Não é necessário determo-nos sobre a parte de sua vida posterior a
1860 tanto quanto a sua adolescência e sua juventude. Foi no curso dos seus
vinte e cinco primeiros anos que Carducci fez as experiências humanas e
literárias mais decisivas. Recebeu então marcas que não o abandonaram nunca
mais. Aprendeu a viver num mundo de aspirações confusas, de sonhos retóricos,
de entusiasmos impetuosos e imprecisos que tinha bem ou mal que fazer coincidir
com o mundo de suas inquietudes cotidianas, profissionais ou familiares, de
pequenas dificuldades, de minúsculos problemas. Quando se produziram os
acontecimentos em direção dos quais se sentia atraído de todo o seu coração,
sentiu-os bem menores do que havia sonhado. Certamente dedicou mais de um poema
à vitória do Piemonte sobre a Áustria em 1859, às rebeliões e às expedições do
ano seguinte que concluíram na constituição do Reino da Itália, à guerra de
1866, que acarretou a anexação de Veneza, a ocupação de Roma em 1870. Dir-se-ia, porém, que sua satisfação não iria além da metade do que se esperava que
fosse; seríamos tentados a admitir que a sua reserva relativa deve-se às suas
preferências republicanas, que os sucessos da monarquia de certo modo o
indispõem. Mas, examinando-se melhor, não podemos evitar a impressão de que ele não consegue fazer coincidir seu universo
retórico ou poético com a versão que a história está na iminência de impor às
suas esperanças. E a decepção o leva a recolher-se não sem acrimônia, para os
pequenos lados deste mundo apartado da sua expectativa: personagens de segundo
plano (cf. “Io triumphe” em “Iambos e Epodos XX”), ou incidentes menores que
excitam a sua verve ácida de desencantado. Seu instinto polêmico diminuirá
com a idade, sem que ele renuncie jamais inteiramente ao gosto da referência mordaz ou da maldição solene. Seu temperamento lhe havia
ditado um papel e este papel acabou por se lhe impor.
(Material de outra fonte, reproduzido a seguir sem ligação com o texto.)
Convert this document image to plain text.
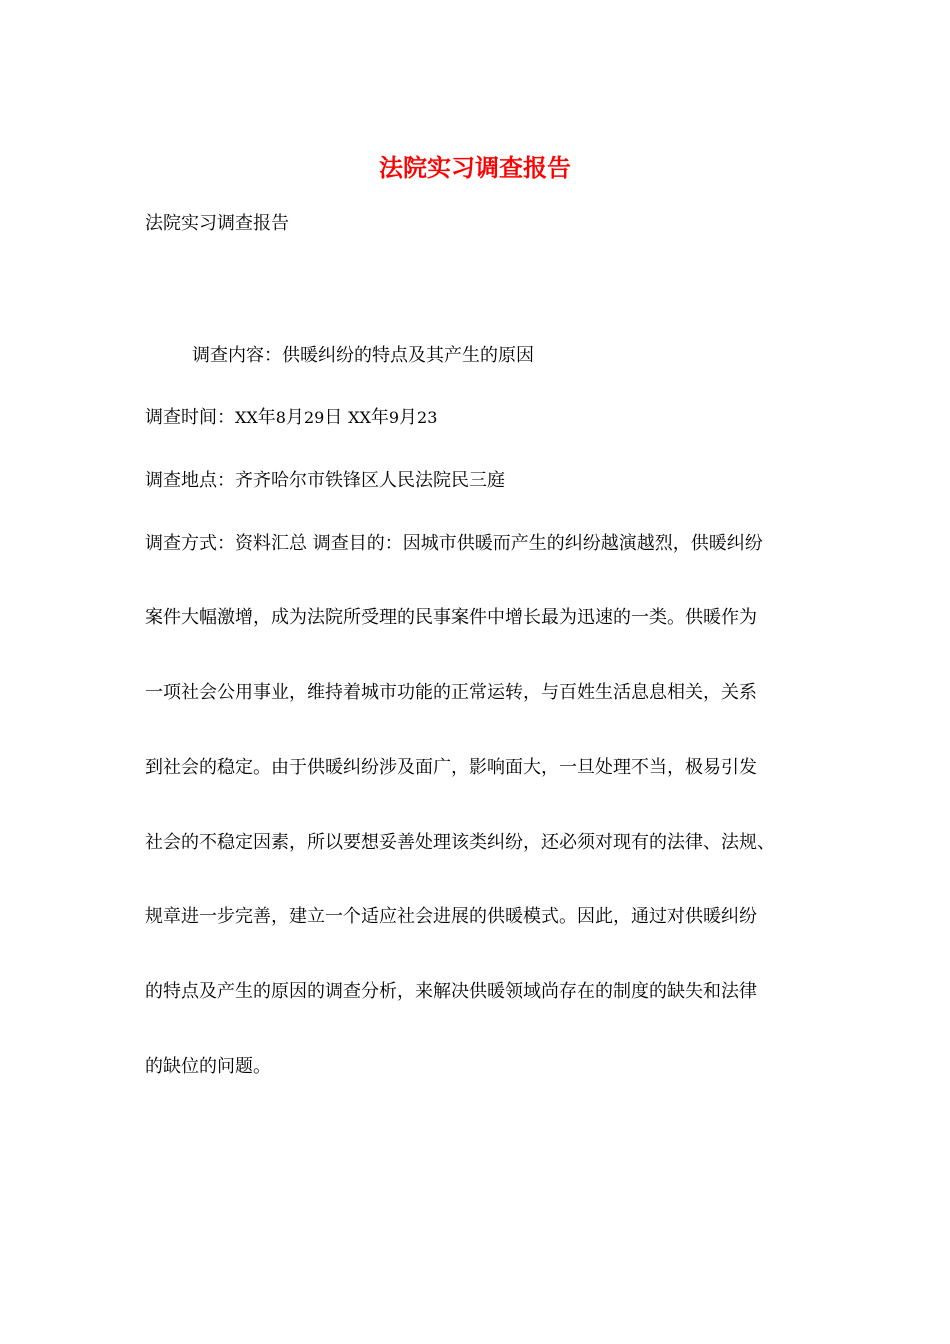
法院实习调查报告
法院实习调查报告
调查内容：供暖纠纷的特点及其产生的原因
调查时间：XX年8月29日 XX年9月23
调查地点：齐齐哈尔市铁锋区人民法院民三庭
调查方式：资料汇总 调查目的：因城市供暖而产生的纠纷越演越烈，供暖纠纷
案件大幅激增，成为法院所受理的民事案件中增长最为迅速的一类。供暖作为
一项社会公用事业，维持着城市功能的正常运转，与百姓生活息息相关，关系
到社会的稳定。由于供暖纠纷涉及面广，影响面大，一旦处理不当，极易引发
社会的不稳定因素，所以要想妥善处理该类纠纷，还必须对现有的法律、法规、
规章进一步完善，建立一个适应社会进展的供暖模式。因此，通过对供暖纠纷
的特点及产生的原因的调查分析，来解决供暖领域尚存在的制度的缺失和法律
的缺位的问题。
Ausência do “eu” em seus poemas
A produção poética de Carducci abrange bem um meio século. Foi em
maio de 1848, antes de ter atingido os treze anos, que traçou os primeiros
versos conservados (o primeiro é um soneto a Deus...) e o seu último poema
(uma quadra, “O Castelo de São Martinho”) traz a data de 10 de novembro de
1902. Levando-se em conta essa duração, a massa de sua produção poética pode
parecer muito mo- desta; ela cabe inteira nos quatro primeiros volumes da
edição nacional de suas obras que constam de trinta.
Um dos traços dominantes deste conjunto é a raridade de temas
estritamente pessoais. À presença de Carducci nos poemas só se dá muito
raramente através de sua autobiografia, de confidências, de efusões íntimas.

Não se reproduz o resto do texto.